Che cosa significano nella sostanza e quali novità introducono i due documenti? Quello sul lavoro è costituito da sette punti e impegna l’amministrazione di Cesano a rispettare i tempi di pagamento dei lavori pubblici nei servizi e nelle forniture. Impegna inoltre a utilizzare nell’affidamento di qualunque tipo di appalto il criterio “dell’offerta economicamente più vantaggiosa” abbandonando di fatto le gare al “massimo ribasso” che sono quasi sempre sinonimo di stipendi inadeguati a chi poi effettivamente svolge il lavoro commissionato.

Con il secondo documento sottoscritto, Comune e sindacati hanno aperto una finestra e si sono impegnati a intervenire “sulle fragilità del territorio accentuate dalla crisi pandemica” e hanno individuato una serie di iniziative sulla sanità, sui servizi sociali, sulla formazione, sulla digitalizzazione e sulla tutela del lavoro, che potrebbero essere finanziati con i fondi del Recovery Plan che arriveranno a in città.

Quello di Cesano è il primo esperimento, escluso Milano, della firma di un accordo di questo tipo in tutta l’area della Città metropolitana Milanese. “Una scelta non scontata – ha detto Negri durante la conferenza stampa tenutasi questa mattina. “Con questo accordo – ha proseguito – abbiamo assunto l’impegno a tutelare tutti i dipendenti delle aziende che lavorano per il comune (più del doppio degli stessi dipendenti pubblici) e alzare il livello delle loro tutele”. Il protocollo diventerà quindi parte integrante di tutte le gare di appalto che il comune di Cesano bandirà, a partire da oggi.

Per Melissa Oliviero della Cgil, “Amministratori e sindacati hanno una grande sfida da affrontare: come governare lo sviluppo e far ripartire il tessuto produttivo del territorio riducendo le disuguaglianze sociali”. Il documento contiene una clausola: chiede a tutti coloro che partecipano alle gare comunali di garantire, una volta finito il lavoro oggetto dell’appalto, la continuità occupazionale.

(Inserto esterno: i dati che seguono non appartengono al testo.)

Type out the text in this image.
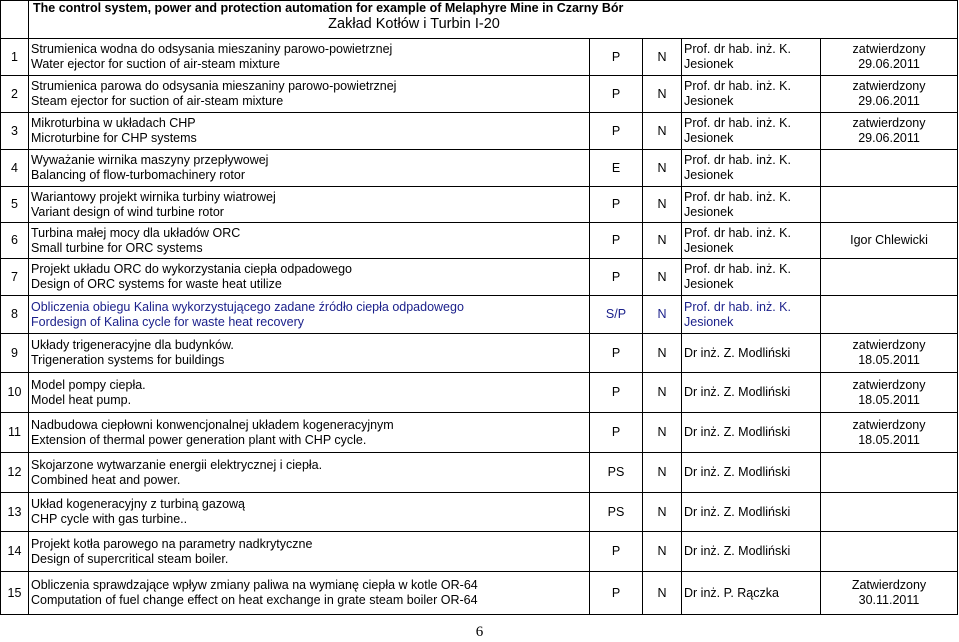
	The control system, power and protection automation for example of Melaphyre Mine in Czarny Bór
Zakład Kotłów i Turbin I-20				

1	Strumienica wodna do odsysania mieszaniny parowo-powietrznej
Water ejector for suction of air-steam mixture	P	N	Prof. dr hab. inż. K.
Jesionek	zatwierdzony
29.06.2011

2	Strumienica parowa do odsysania mieszaniny parowo-powietrznej
Steam ejector for suction of air-steam mixture	P	N	Prof. dr hab. inż. K.
Jesionek	zatwierdzony
29.06.2011

3	Mikroturbina w układach CHP
Microturbine for CHP systems	P	N	Prof. dr hab. inż. K.
Jesionek	zatwierdzony
29.06.2011

4	Wyważanie wirnika maszyny przepływowej
Balancing of flow-turbomachinery rotor	E	N	Prof. dr hab. inż. K.
Jesionek	

5	Wariantowy projekt wirnika turbiny wiatrowej
Variant design of wind turbine rotor	P	N	Prof. dr hab. inż. K.
Jesionek	

6	Turbina małej mocy dla układów ORC
Small turbine for ORC systems	P	N	Prof. dr hab. inż. K.
Jesionek	Igor Chlewicki

7	Projekt układu ORC do wykorzystania ciepła odpadowego
Design of ORC systems for waste heat utilize	P	N	Prof. dr hab. inż. K.
Jesionek	

8	Obliczenia obiegu Kalina wykorzystującego zadane źródło ciepła odpadowego
Fordesign of Kalina cycle for waste heat recovery	S/P	N	Prof. dr hab. inż. K.
Jesionek	

9	Układy trigeneracyjne dla budynków.
Trigeneration systems for buildings	P	N	Dr inż. Z. Modliński	zatwierdzony
18.05.2011

10	Model pompy ciepła.
Model heat pump.	P	N	Dr inż. Z. Modliński	zatwierdzony
18.05.2011

11	Nadbudowa ciepłowni konwencjonalnej układem kogeneracyjnym
Extension of thermal power generation plant with CHP cycle.	P	N	Dr inż. Z. Modliński	zatwierdzony
18.05.2011

12	Skojarzone wytwarzanie energii elektrycznej i ciepła.
Combined heat and power.	PS	N	Dr inż. Z. Modliński	

13	Układ kogeneracyjny z turbiną gazową
CHP cycle with gas turbine..	PS	N	Dr inż. Z. Modliński	

14	Projekt kotła parowego na parametry nadkrytyczne
Design of supercritical steam boiler.	P	N	Dr inż. Z. Modliński	

15	Obliczenia sprawdzające wpływ zmiany paliwa na wymianę ciepła w kotle OR-64
Computation of fuel change effect on heat exchange in grate steam boiler OR-64	P	N	Dr inż. P. Rączka	Zatwierdzony
30.11.2011
6
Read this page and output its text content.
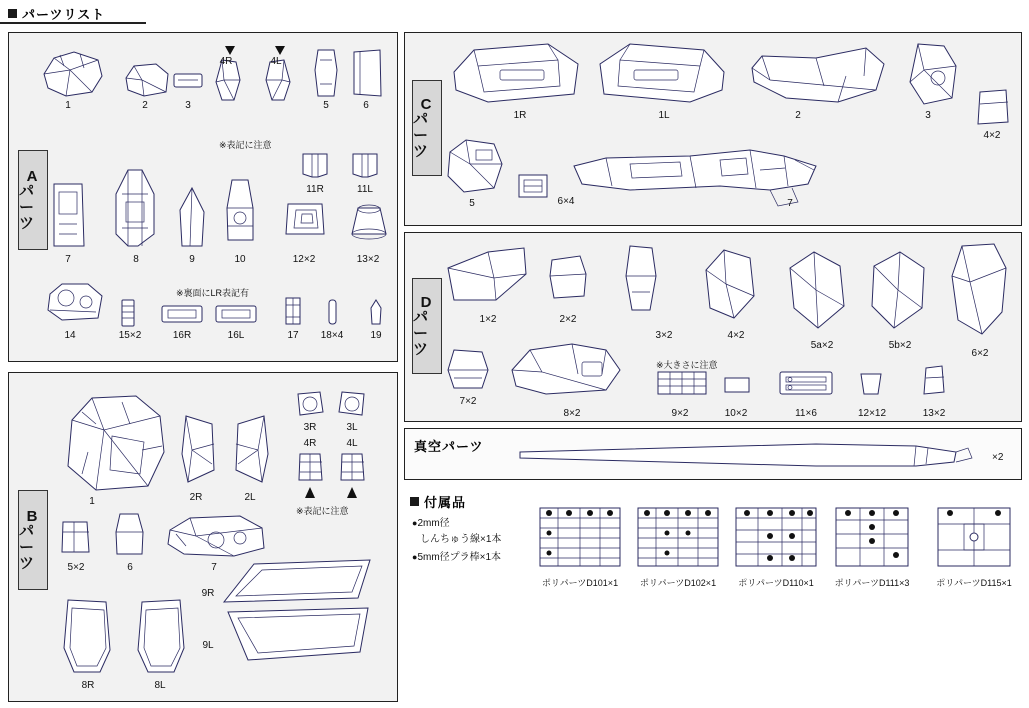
パーツリスト
A
パーツ
1	2	3
4R	4L
※表記に注意
5	6
11R	11L
7	8	9	10	12×2	13×2
※裏面にLR表記有
14	15×2	16R	16L	17 18×4	19
B
パーツ
1	2R	2L
3R	3L
4R	4L
※表記に注意
5×2	6	7
9R
9L
8R	8L
C
パーツ
1R	1L	2	3
4×2
5	6×4	7
D
パーツ
1×2	2×2
3×2	4×2
5a×2	5b×2
6×2
7×2
8×2
※大きさに注意
9×2	10×2	11×6	12×12	13×2
真空パーツ
×2
付属品
●2mm径
しんちゅう線×1本
●5mm径プラ棒×1本
ポリパーツD101×1 ポリパーツD102×1 ポリパーツD110×1 ポリパーツD111×3	ポリパーツD115×1
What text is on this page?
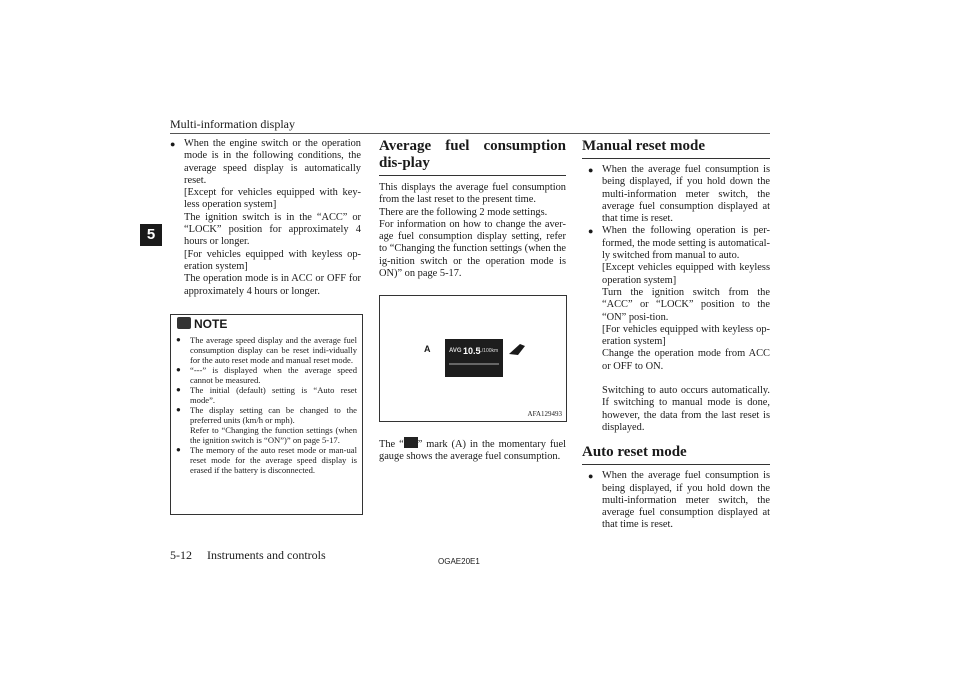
Multi-information display
5

● When the engine switch or the operation mode is in the following conditions, the average speed display is automatically reset.

[Except for vehicles equipped with key-less operation system]

The ignition switch is in the “ACC” or “LOCK” position for approximately 4 hours or longer.

[For vehicles equipped with keyless op-eration system]

The operation mode is in ACC or OFF for approximately 4 hours or longer.

NOTE

● The average speed display and the average fuel consumption display can be reset indi-vidually for the auto reset mode and manual reset mode.

● “---” is displayed when the average speed cannot be measured.

● The initial (default) setting is “Auto reset mode”.

● The display setting can be changed to the preferred units (km/h or mph).

Refer to “Changing the function settings (when the ignition switch is “ON”)” on page 5-17.

● The memory of the auto reset mode or man-ual reset mode for the average speed display is erased if the battery is disconnected.

Average fuel consumption dis-play

This displays the average fuel consumption from the last reset to the present time.

There are the following 2 mode settings.

For information on how to change the aver-age fuel consumption display setting, refer to “Changing the function settings (when the ig-nition switch or the operation mode is ON)” on page 5-17.

A	AVG 10.5
L/100km
AFA129493
The “ ” mark (A) in the momentary fuel gauge shows the average fuel consumption.
Manual reset mode

● When the average fuel consumption is being displayed, if you hold down the multi-information meter switch, the average fuel consumption displayed at that time is reset.

● When the following operation is per-formed, the mode setting is automatical-ly switched from manual to auto.

[Except vehicles equipped with keyless operation system]

Turn the ignition switch from the “ACC” or “LOCK” position to the “ON” posi-tion.

[For vehicles equipped with keyless op-eration system]

Change the operation mode from ACC or OFF to ON.

Switching to auto occurs automatically. If switching to manual mode is done, however, the data from the last reset is displayed.

Auto reset mode

● When the average fuel consumption is being displayed, if you hold down the multi-information meter switch, the average fuel consumption displayed at that time is reset.

5-12 Instruments and controls	OGAE20E1
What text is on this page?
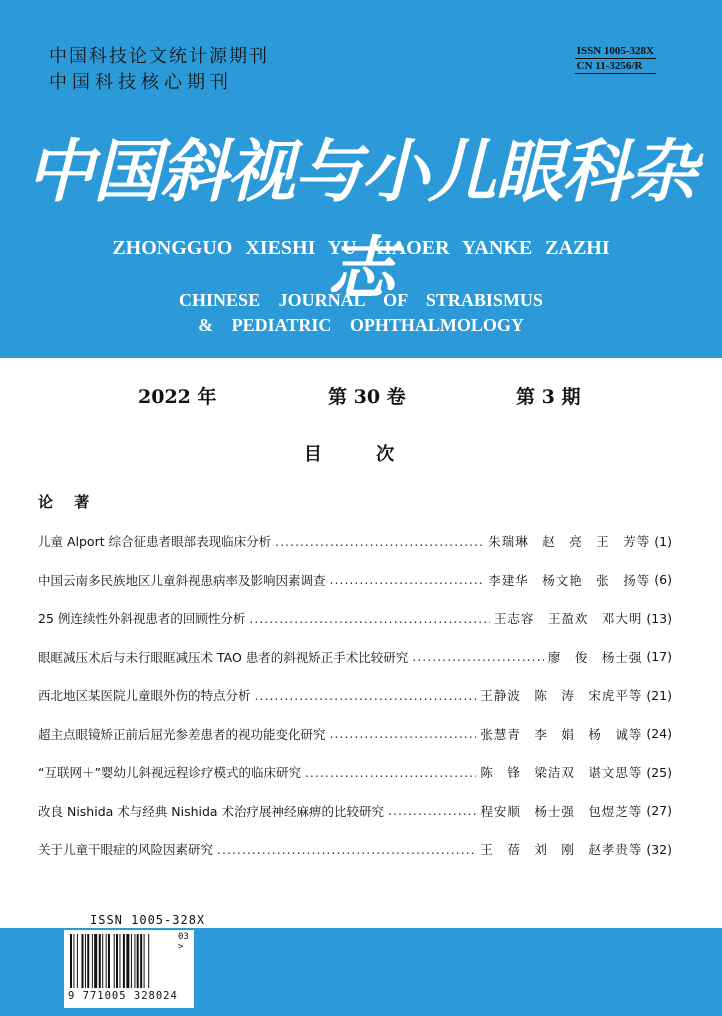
中国科技论文统计源期刊
中国科技核心期刊
ISSN 1005-328X
CN 11-3256/R
中国斜视与小儿眼科杂志
ZHONGGUO XIESHI YU XIAOER YANKE ZAZHI
CHINESE JOURNAL OF STRABISMUS
& PEDIATRIC OPHTHALMOLOGY
2022 年	第 30 卷	第 3 期
目 次
论 著
儿童 Alport 综合征患者眼部表现临床分析 .....	朱瑞琳　赵　亮　王　芳等 (1)
中国云南多民族地区儿童斜视患病率及影响因素调查 .....	李建华　杨文艳　张　扬等 (6)
25 例连续性外斜视患者的回顾性分析 .....	王志容　王盈欢　邓大明 (13)
眼眶减压术后与未行眼眶减压术 TAO 患者的斜视矫正手术比较研究 .....	廖　俊　杨士强 (17)
西北地区某医院儿童眼外伤的特点分析 .....	王静波　陈　涛　宋虎平等 (21)
超主点眼镜矫正前后屈光参差患者的视功能变化研究 .....	张慧青　李　娟　杨　诚等 (24)
“互联网＋”婴幼儿斜视远程诊疗模式的临床研究 .....	陈　锋　梁洁双　谌文思等 (25)
改良 Nishida 术与经典 Nishida 术治疗展神经麻痹的比较研究 .....	程安顺　杨士强　包煜芝等 (27)
关于儿童干眼症的风险因素研究 .....	王　蓓　刘　刚　赵孝贵等 (32)
ISSN 1005-328X
9 771005 328024
03 >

C’è anche un meccanismo che premia le aziende: ottengono un punteggio tecnico maggiore se garantiscono condizioni economiche più favorevoli ai propri lavoratori.

Eros Ranzoni, della Cisl, ha sottolineato l’importanza dell’impegno del comune di rispettare i termini dei pagamenti, perché questo significa rispetto delle scadenze per il pagamento degli stipendi da parte delle imprese appaltatrici, con ricadute tangibili su tutto il territorio. Per Rosalba Cicero, del sindacato pensionati, “Non si esce dalla pandemia come ci si è entrati. Cesano si è fatta carico dei punti deboli del territorio e ha l’occasione di rilanciare uno sviluppo sostenibile che metta al centro le persone.

In quest’ambito massima attenzione sarà dedicata alle fragilità e alle povertà. Non solo. Il comune promuoverà progetti che accompagnino la transizione digitale senza far mancare supporto alle persone che non ci riescono perché c’è il rischio di escludere un’ampia fetta di popolazione. “Non possiamo lasciare indietro nessuno – ha concluso Negri -. Le risorse europee potrebbero permettere un nuovo modello di sviluppo e di redistribuzione delle risorse. Sono un’occasione per ridurre le diseguaglianze”.